Here are the patient education articles that are relevant to this topic. We encourage you to print or e-mail these topics to your patients. (You can also locate patient education articles on a variety of subjects by searching on “patient info” and the keyword(s) of interest.)
●Basics topics (see "Patient education: Heart attack recovery (The Basics)" and "Patient education: Recovery after coronary artery bypass graft surgery (The Basics)")
●Beyond the Basics topics (see "Patient education: Heart attack recovery (Beyond the Basics)" and "Patient education: Recovery after coronary artery bypass graft surgery (CABG) (Beyond the Basics)")
SUMMARY AND RECOMMENDATIONS
●Background – Older adults (age greater than 65 years) are at high risk of disability following a cardiovascular event or hospitalization for heart failure (HF). Complications of myocardial infarction and revascularization procedures are more frequent at older age with prolongation of hospitalization predisposing to deconditioning. (See 'Introduction' above.)
●Benefits – Patients with acute coronary syndrome, stable coronary heart disease, transcatheter aortic valve replacement (TAVR), and HF (regardless of ejection fraction) benefit from cardiac rehabilitation. (See 'Specific Patient Groups' above.)
•Among older patients hospitalized with HF, an early, tailored cardiac rehabilitation program can improve physical function. (See 'Heart failure' above.)
•The available data suggest a benefit in cardiovascular risk reduction similar to that observed in younger individuals, including a reduction in mortality. (See 'Clinical outcomes' above.)
•The benefits of cardiac rehabilitation in older adults extend beyond the cardiovascular system and include an improvement in physical fitness and work capacity as well as enhancement in flexibility, joint mobility, balance, stability, muscle strength, and tone. (See 'Potential benefits of exercise' above.)
●Program adaptations – Several program adaptations can increase the safety, adherence, and efficacy of cardiac rehabilitation in older adults. (See 'Program adaptations' above.)

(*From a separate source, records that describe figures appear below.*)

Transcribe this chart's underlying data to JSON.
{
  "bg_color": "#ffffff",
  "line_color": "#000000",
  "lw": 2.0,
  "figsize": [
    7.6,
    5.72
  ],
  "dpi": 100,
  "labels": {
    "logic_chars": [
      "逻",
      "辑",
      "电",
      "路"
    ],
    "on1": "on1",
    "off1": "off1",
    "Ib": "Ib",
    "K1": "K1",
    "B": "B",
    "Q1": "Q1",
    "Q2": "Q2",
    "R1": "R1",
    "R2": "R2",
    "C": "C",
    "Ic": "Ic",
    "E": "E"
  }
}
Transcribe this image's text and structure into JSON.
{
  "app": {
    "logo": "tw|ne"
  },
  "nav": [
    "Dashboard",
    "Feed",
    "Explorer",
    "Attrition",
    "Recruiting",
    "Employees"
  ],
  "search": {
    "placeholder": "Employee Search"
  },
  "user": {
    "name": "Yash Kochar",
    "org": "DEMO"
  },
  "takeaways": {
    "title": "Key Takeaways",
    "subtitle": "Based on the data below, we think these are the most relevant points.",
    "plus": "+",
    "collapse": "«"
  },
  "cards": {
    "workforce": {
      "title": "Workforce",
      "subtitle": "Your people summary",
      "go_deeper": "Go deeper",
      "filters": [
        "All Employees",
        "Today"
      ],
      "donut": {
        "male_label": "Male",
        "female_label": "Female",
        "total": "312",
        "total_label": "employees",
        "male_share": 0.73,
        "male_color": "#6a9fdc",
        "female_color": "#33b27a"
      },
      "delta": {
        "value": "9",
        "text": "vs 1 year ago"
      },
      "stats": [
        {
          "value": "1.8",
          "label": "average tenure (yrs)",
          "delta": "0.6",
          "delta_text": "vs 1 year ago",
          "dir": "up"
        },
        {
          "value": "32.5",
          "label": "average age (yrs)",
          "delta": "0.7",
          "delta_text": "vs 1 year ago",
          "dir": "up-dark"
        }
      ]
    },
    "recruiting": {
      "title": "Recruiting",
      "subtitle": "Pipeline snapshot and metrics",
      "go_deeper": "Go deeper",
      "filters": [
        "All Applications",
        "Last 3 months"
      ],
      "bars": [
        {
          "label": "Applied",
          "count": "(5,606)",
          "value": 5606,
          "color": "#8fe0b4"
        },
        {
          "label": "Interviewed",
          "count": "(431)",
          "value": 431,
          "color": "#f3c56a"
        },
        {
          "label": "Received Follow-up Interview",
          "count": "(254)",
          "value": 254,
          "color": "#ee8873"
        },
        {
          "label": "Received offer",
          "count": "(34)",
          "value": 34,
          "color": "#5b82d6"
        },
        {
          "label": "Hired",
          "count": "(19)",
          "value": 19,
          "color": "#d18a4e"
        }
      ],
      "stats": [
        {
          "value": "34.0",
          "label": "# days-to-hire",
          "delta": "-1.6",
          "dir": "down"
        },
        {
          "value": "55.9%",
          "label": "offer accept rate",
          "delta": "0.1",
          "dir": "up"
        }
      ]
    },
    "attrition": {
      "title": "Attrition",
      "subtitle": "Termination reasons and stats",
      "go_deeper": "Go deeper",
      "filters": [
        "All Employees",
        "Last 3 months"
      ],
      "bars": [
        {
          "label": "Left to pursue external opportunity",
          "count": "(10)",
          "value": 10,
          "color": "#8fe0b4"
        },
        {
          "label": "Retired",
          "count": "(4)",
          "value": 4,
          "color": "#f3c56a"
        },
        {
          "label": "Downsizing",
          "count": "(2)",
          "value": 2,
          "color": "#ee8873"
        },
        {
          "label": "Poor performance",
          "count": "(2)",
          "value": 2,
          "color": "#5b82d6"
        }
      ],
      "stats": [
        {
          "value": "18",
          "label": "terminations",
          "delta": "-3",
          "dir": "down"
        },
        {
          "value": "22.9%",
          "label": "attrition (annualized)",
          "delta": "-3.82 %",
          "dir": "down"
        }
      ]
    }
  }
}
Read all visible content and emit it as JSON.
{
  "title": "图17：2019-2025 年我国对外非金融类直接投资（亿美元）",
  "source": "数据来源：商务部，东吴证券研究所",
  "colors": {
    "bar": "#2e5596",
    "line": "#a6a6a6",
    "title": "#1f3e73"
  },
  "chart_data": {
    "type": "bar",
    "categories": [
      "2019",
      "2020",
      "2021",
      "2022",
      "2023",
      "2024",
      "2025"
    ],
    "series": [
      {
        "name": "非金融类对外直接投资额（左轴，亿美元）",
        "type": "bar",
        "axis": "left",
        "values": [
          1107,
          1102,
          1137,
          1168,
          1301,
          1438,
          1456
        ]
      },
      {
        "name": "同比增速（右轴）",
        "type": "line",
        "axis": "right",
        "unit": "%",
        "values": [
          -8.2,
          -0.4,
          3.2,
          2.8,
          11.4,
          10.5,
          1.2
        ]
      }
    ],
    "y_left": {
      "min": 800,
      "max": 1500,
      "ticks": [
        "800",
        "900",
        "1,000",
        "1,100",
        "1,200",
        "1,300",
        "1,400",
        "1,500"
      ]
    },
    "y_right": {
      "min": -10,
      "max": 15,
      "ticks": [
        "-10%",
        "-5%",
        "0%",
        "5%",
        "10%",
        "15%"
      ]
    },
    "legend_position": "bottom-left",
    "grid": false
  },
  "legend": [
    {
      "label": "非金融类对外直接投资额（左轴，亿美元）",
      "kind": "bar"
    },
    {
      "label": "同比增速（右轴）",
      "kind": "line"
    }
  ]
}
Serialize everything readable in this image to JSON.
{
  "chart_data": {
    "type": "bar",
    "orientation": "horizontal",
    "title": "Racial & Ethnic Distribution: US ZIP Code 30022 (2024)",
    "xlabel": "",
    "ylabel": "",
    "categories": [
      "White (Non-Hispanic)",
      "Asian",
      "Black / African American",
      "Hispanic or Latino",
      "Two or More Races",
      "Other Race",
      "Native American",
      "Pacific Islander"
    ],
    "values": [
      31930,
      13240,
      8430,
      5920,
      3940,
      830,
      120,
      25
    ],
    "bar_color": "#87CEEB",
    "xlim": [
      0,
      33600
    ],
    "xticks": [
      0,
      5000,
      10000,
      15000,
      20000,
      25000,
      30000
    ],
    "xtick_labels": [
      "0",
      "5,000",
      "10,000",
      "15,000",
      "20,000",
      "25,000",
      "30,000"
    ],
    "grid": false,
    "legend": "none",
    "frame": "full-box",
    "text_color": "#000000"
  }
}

●Indications – For all older adults with coronary artery disease (including those with an acute coronary syndrome, recent myocardial revascularization, or stable angina pectoris) and older patients with HF, we recommend referral to a cardiac rehabilitation program (Grade 1B). (See "Cardiac rehabilitation: Indications, efficacy, and safety in patients with coronary heart disease", section on 'Indications'.)